La deuxième chose est qu'elle se manifeste parfois au nez par des aromes évoquant la pierre,le silex,mais surtout en bouche et notamment en milieu et fin de bouche.C'est souvent la signature d'un grand terroir.Celui qui a gouté un cru de Montrachet comprendra ce que je tente de dire:la finale est exemplaire,en queue de paon là où s'exprime ses sensations minérales.C'est aussi le cas sur d'autres sols calcaires comme à Sancerre où les finales se ressentent aussi de la meme façon.

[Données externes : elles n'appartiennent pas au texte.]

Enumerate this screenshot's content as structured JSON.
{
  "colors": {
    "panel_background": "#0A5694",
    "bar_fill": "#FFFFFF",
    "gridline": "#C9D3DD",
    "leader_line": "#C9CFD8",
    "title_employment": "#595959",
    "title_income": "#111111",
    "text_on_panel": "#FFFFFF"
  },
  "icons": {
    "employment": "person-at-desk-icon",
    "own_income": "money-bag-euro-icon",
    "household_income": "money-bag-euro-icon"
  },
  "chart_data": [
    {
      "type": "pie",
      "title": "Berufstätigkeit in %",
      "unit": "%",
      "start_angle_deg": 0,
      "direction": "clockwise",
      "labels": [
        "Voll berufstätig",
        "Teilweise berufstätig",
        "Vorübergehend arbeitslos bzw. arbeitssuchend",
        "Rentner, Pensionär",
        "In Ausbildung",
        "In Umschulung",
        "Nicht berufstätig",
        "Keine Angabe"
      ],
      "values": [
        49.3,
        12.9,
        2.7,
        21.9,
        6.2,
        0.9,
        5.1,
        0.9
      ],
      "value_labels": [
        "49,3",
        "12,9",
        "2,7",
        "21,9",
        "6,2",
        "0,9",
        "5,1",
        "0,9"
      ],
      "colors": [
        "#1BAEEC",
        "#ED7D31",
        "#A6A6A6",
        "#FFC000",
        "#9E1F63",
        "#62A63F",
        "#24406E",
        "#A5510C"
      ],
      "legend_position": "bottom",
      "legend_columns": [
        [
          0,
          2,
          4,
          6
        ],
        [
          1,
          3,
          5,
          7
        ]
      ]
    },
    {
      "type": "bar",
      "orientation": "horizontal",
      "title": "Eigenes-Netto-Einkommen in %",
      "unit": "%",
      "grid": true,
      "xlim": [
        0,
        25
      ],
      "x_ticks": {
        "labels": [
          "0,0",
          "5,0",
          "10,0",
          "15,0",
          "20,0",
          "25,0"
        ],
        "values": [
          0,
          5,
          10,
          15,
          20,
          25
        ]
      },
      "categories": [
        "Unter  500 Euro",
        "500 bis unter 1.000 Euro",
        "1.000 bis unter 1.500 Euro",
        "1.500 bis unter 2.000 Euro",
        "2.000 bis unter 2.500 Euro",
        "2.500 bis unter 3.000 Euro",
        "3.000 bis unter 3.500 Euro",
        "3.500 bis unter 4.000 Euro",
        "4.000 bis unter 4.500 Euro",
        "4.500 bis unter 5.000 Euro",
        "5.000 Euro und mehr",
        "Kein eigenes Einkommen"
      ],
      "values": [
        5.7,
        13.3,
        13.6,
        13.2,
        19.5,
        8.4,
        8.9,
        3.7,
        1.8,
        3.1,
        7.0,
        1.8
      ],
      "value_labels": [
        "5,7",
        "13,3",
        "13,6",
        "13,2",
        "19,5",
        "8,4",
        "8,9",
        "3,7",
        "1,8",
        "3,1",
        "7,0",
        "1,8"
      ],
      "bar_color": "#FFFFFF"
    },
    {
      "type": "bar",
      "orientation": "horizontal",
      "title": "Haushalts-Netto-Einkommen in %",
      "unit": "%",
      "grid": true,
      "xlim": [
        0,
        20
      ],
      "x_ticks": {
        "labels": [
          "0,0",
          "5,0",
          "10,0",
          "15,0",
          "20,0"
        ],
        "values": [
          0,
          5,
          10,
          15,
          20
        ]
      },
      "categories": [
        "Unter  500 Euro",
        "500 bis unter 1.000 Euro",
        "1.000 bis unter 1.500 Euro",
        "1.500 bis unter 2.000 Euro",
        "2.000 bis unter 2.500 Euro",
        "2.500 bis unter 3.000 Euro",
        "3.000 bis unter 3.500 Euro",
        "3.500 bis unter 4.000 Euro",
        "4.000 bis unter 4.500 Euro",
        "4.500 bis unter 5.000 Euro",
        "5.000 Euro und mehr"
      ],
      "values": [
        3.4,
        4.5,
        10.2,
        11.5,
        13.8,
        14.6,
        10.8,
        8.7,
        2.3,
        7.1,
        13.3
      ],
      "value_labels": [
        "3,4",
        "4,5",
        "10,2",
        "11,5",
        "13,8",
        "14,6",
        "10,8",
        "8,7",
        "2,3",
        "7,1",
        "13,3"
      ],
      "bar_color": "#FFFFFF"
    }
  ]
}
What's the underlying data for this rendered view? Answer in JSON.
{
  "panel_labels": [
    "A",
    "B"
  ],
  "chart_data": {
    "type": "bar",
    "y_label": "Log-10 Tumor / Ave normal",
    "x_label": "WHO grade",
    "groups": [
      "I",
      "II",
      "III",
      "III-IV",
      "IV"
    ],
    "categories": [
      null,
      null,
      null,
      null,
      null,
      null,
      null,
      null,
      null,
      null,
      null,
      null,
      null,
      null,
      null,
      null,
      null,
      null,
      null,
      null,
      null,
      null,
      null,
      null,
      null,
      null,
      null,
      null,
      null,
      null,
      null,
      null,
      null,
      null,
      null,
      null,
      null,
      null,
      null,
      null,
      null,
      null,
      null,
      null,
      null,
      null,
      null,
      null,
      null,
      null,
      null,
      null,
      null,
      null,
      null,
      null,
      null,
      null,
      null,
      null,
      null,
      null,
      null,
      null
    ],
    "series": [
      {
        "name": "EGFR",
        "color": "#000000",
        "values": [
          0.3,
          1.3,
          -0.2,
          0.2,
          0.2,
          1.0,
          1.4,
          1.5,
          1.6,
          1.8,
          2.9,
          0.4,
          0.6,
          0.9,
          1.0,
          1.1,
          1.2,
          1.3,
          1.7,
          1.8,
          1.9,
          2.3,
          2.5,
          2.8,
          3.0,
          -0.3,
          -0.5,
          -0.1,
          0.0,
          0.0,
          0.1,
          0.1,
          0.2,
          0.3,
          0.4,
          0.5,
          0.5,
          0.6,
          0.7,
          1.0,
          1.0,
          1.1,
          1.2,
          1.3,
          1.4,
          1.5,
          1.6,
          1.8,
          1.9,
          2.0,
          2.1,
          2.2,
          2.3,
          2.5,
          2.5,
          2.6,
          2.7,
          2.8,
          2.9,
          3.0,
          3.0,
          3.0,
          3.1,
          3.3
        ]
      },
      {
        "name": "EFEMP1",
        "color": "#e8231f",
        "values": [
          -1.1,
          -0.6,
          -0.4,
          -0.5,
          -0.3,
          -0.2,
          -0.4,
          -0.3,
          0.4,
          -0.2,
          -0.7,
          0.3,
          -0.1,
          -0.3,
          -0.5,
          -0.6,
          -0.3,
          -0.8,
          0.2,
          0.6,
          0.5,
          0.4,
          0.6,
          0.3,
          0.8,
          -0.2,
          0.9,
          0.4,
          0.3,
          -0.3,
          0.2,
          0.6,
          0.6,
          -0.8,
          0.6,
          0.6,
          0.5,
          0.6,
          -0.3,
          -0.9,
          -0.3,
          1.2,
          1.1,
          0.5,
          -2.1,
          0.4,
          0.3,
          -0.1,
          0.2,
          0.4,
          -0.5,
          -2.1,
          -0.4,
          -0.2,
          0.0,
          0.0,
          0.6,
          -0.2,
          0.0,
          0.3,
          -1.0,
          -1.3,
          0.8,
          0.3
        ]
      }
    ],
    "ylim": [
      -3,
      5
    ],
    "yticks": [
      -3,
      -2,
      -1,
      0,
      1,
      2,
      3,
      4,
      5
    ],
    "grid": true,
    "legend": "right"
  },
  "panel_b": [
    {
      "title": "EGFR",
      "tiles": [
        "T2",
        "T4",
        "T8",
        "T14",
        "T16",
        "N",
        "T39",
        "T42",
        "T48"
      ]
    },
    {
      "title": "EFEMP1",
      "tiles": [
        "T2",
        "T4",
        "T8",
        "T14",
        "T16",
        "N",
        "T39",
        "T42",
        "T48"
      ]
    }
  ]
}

La troisième chose est celle d'un aspect plutot agréable.Jamais quelqu'un qui parle de minéralité sera déçu.Ce n'est pas le cas du sucre,de l'alcool,de l'acidité et ou de l'amertume.Elle ne participe pas à l'équilibre du vin mais elle en devient une composante intéressante pour celui qui la recherche.Elle a donc une connotation positive.
Voilà modestement quelques idées pour alimenter le débat.